# when to switch to adult dog food ?



## brad91x (Dec 20, 2012)

i was wondering how long i should keep dozer on puppy food ? he is almost 9 months old and is 75lbs. and i know they arnt a large breed but would it be ok to feed him diamond large breed ? thats what my friends feed there boys??


----------



## nthn79 (Dec 5, 2012)

ours is 7/8 months, and has been on Acana since we got him at 6 months. He hasn't been on puppy food at our house, and all ours are on the same food. Moses is our middle dog at 40 pounds now, but our two older dogs are both 80 and 85 pounds respectively.

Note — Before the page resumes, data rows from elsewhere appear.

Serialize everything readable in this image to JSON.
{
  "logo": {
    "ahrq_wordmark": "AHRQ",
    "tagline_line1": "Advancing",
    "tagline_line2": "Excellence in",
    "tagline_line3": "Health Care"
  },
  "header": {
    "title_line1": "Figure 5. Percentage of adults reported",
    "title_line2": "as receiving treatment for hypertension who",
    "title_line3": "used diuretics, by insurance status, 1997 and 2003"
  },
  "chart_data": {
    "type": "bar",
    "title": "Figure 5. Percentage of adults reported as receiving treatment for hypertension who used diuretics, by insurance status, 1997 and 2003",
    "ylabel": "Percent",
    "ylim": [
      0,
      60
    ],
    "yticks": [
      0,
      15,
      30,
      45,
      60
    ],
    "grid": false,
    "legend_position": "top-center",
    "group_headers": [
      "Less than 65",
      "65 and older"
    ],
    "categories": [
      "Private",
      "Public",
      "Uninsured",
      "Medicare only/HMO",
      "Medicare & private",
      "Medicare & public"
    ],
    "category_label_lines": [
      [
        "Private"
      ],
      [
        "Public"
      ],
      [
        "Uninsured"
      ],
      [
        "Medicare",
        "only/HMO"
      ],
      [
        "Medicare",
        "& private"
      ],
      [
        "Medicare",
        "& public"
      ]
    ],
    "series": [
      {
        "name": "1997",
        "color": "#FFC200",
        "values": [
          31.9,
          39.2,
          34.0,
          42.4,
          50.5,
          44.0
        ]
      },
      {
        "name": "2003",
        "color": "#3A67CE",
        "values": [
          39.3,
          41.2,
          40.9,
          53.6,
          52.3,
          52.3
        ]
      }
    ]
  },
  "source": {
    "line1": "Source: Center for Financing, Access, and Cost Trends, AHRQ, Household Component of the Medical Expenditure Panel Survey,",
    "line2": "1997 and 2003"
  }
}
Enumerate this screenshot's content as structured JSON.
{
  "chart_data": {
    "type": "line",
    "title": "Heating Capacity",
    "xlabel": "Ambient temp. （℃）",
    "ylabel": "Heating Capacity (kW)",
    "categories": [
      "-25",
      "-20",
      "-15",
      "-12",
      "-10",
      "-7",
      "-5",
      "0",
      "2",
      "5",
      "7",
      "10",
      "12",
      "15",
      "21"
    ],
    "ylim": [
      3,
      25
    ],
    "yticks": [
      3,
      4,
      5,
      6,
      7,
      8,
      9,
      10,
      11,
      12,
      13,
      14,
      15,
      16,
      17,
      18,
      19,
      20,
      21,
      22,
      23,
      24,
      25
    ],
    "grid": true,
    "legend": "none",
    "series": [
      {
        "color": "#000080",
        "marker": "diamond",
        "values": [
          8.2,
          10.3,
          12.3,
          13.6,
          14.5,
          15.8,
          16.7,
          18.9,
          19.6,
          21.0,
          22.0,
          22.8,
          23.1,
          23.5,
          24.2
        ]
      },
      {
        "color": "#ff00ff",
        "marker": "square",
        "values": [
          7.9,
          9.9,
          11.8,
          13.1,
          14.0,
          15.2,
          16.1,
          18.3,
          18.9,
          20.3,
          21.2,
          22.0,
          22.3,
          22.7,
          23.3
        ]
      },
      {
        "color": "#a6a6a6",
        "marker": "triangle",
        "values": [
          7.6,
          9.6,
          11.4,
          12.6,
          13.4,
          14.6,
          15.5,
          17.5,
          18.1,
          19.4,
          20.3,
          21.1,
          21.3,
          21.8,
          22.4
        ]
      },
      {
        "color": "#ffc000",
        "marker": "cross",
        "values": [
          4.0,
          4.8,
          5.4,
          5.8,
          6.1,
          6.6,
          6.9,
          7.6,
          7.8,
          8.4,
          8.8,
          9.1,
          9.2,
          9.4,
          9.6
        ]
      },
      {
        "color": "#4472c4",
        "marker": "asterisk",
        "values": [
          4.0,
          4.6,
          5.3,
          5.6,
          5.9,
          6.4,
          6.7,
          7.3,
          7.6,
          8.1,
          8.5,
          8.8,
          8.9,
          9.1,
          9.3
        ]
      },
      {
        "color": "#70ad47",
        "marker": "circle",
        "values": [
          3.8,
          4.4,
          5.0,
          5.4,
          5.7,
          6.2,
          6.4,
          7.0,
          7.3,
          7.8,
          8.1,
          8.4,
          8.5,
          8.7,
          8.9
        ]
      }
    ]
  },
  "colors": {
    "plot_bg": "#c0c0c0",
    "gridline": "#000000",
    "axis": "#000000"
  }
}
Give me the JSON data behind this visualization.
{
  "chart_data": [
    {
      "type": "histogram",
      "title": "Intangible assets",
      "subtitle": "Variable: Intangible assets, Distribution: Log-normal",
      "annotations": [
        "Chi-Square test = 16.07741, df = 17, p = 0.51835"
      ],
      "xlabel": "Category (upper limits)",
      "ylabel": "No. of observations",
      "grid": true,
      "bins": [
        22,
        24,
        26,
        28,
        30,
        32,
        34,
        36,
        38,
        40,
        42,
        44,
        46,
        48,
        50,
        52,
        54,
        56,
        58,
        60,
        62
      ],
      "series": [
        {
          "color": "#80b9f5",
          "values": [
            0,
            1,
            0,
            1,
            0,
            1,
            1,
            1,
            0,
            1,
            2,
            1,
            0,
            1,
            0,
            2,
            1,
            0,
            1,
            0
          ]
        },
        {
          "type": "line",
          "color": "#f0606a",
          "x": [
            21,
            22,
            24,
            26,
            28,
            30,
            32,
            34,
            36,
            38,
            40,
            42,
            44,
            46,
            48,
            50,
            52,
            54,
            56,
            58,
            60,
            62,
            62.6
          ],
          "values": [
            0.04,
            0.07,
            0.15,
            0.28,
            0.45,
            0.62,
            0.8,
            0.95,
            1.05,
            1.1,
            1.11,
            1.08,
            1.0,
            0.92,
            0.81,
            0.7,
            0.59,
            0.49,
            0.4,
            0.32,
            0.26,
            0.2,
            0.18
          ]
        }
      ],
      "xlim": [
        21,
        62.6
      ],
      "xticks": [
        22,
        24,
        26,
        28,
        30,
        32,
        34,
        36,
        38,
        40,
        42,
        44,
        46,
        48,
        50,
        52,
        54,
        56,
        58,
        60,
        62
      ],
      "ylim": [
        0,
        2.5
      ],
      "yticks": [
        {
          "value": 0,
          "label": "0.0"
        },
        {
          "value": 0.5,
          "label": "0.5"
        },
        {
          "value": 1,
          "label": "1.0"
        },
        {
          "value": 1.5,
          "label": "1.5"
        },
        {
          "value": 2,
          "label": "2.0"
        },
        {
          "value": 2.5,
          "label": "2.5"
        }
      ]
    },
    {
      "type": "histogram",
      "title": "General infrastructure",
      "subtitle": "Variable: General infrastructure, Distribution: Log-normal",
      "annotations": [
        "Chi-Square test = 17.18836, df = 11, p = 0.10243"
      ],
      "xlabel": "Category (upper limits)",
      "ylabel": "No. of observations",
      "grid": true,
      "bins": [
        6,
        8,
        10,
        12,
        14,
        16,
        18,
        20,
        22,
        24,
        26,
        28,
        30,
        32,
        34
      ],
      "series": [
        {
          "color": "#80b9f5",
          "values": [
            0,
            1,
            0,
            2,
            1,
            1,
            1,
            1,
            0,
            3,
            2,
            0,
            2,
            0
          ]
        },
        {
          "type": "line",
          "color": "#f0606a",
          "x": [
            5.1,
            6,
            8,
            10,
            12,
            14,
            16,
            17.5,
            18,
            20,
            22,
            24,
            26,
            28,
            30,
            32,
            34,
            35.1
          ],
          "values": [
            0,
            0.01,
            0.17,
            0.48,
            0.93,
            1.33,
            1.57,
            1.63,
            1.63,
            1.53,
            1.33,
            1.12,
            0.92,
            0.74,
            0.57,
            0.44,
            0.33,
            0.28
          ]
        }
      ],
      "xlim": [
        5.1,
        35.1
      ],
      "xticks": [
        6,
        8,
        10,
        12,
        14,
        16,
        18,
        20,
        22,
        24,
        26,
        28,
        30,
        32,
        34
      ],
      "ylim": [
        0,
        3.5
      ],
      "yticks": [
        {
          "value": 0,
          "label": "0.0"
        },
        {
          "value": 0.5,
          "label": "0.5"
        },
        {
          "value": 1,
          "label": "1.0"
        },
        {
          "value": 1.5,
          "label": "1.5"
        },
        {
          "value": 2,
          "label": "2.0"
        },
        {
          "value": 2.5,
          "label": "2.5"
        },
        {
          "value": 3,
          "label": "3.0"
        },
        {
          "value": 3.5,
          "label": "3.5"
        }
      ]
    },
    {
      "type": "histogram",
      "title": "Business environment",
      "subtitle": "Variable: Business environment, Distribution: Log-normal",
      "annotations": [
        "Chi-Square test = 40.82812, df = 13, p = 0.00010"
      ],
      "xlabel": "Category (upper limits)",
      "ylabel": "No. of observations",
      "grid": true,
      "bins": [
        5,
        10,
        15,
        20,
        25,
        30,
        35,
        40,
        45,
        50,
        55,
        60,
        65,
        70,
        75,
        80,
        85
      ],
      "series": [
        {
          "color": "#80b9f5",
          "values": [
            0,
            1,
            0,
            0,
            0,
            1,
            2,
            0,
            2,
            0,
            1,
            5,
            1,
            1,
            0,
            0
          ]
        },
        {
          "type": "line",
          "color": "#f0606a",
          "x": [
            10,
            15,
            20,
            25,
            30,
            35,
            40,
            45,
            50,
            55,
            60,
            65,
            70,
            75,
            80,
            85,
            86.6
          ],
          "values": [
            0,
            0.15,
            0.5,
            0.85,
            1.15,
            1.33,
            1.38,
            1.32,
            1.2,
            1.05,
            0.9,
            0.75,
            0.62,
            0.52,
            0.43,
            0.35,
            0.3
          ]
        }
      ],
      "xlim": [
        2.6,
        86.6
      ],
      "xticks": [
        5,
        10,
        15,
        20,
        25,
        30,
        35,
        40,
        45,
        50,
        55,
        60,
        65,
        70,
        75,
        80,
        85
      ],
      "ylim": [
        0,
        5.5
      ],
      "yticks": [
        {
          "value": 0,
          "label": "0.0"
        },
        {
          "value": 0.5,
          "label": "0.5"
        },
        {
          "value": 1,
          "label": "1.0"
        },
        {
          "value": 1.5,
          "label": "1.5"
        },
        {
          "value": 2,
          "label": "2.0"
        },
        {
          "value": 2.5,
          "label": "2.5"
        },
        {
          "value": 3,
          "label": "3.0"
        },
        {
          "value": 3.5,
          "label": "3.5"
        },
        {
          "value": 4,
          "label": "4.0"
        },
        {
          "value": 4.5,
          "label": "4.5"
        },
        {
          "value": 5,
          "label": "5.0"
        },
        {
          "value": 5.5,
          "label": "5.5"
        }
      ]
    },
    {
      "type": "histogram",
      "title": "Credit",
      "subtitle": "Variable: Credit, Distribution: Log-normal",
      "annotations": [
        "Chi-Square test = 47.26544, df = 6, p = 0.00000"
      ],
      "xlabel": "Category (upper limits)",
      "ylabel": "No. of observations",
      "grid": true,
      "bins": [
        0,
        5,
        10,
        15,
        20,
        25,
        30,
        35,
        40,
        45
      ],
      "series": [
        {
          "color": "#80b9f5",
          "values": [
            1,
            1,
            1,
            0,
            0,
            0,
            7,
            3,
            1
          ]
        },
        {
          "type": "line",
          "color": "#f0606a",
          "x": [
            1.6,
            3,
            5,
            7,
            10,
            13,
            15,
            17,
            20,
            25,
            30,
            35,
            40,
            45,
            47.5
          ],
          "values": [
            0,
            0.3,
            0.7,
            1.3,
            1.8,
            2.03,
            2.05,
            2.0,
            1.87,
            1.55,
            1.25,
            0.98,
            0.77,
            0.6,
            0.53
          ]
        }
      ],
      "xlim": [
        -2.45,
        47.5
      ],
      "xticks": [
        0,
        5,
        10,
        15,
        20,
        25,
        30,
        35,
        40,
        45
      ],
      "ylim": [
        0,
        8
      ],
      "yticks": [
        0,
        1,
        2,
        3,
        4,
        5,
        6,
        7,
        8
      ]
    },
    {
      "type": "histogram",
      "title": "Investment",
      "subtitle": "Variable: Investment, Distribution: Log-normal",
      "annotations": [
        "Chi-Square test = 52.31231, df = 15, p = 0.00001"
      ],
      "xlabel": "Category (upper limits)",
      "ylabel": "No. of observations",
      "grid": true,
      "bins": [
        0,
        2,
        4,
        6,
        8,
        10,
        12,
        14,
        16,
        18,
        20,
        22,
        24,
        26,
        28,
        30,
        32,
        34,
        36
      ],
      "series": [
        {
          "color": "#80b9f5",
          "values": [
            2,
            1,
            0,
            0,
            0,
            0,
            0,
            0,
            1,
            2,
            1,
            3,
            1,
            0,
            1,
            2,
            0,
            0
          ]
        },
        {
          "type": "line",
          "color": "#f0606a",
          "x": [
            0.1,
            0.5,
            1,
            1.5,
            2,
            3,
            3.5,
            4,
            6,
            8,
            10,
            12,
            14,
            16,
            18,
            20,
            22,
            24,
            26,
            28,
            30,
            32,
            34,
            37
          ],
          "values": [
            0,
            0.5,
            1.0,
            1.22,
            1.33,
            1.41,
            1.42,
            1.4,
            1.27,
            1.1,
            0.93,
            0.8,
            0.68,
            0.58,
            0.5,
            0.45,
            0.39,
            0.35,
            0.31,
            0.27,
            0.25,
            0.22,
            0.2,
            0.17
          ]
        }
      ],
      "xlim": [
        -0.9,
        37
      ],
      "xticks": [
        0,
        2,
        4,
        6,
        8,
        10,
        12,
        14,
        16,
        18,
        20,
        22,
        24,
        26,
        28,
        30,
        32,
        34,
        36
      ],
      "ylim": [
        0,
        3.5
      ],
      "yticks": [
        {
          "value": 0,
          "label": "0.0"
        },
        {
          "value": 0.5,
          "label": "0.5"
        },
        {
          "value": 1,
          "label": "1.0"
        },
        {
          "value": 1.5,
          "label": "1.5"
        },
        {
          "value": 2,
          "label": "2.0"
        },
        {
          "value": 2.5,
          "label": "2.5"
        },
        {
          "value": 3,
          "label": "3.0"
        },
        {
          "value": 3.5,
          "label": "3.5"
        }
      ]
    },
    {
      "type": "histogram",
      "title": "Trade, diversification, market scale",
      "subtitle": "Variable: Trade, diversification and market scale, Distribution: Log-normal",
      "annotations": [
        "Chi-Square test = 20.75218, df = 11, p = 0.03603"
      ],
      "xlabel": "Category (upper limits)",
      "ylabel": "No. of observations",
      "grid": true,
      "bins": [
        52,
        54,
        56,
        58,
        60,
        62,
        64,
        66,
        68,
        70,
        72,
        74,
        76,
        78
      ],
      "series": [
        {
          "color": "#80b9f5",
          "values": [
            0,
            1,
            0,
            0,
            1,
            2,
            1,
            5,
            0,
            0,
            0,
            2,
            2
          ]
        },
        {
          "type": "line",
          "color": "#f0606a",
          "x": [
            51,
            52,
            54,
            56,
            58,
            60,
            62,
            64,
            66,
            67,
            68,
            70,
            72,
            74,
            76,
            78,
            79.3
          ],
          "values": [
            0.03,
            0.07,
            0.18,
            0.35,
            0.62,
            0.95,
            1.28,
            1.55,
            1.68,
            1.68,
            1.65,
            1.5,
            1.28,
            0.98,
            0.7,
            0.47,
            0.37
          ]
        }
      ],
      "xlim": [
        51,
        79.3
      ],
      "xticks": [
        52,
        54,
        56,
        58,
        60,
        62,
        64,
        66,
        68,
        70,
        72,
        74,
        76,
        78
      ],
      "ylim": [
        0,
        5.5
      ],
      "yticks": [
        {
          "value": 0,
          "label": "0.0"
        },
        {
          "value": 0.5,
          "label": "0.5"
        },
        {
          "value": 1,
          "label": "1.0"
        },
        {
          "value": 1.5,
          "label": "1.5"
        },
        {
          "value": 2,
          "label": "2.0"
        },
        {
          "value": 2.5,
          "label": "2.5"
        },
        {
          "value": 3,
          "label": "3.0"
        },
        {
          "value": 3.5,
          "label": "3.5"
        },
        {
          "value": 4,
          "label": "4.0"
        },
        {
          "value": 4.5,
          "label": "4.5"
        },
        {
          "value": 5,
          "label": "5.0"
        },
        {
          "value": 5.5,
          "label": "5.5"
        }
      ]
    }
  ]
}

I think if you are feeding a high quality food that is what is most important.

Sent from my iPhone using Petguide.com Free App


----------



## Cain's Mom (Oct 25, 2012)

I stopped Cain on puppy food and went adult at around 6 months. He's done fine on adult. They are not large breed dogs you are correct so why not buy diamond for adult dogs? I personally feed 4Health from tractor supply co and both mine and have done wonderful on it. But food choice is about what you can afford. I recommend going to the health and nutrition section and look at the food rating chart in the stickies.

Sent from my iPhone using Petguide.com Free App


----------



## brad91x (Dec 20, 2012)

i checked out the chart on foods and the diamond had a score of 99 A . plus they sell it hear in town where i live


----------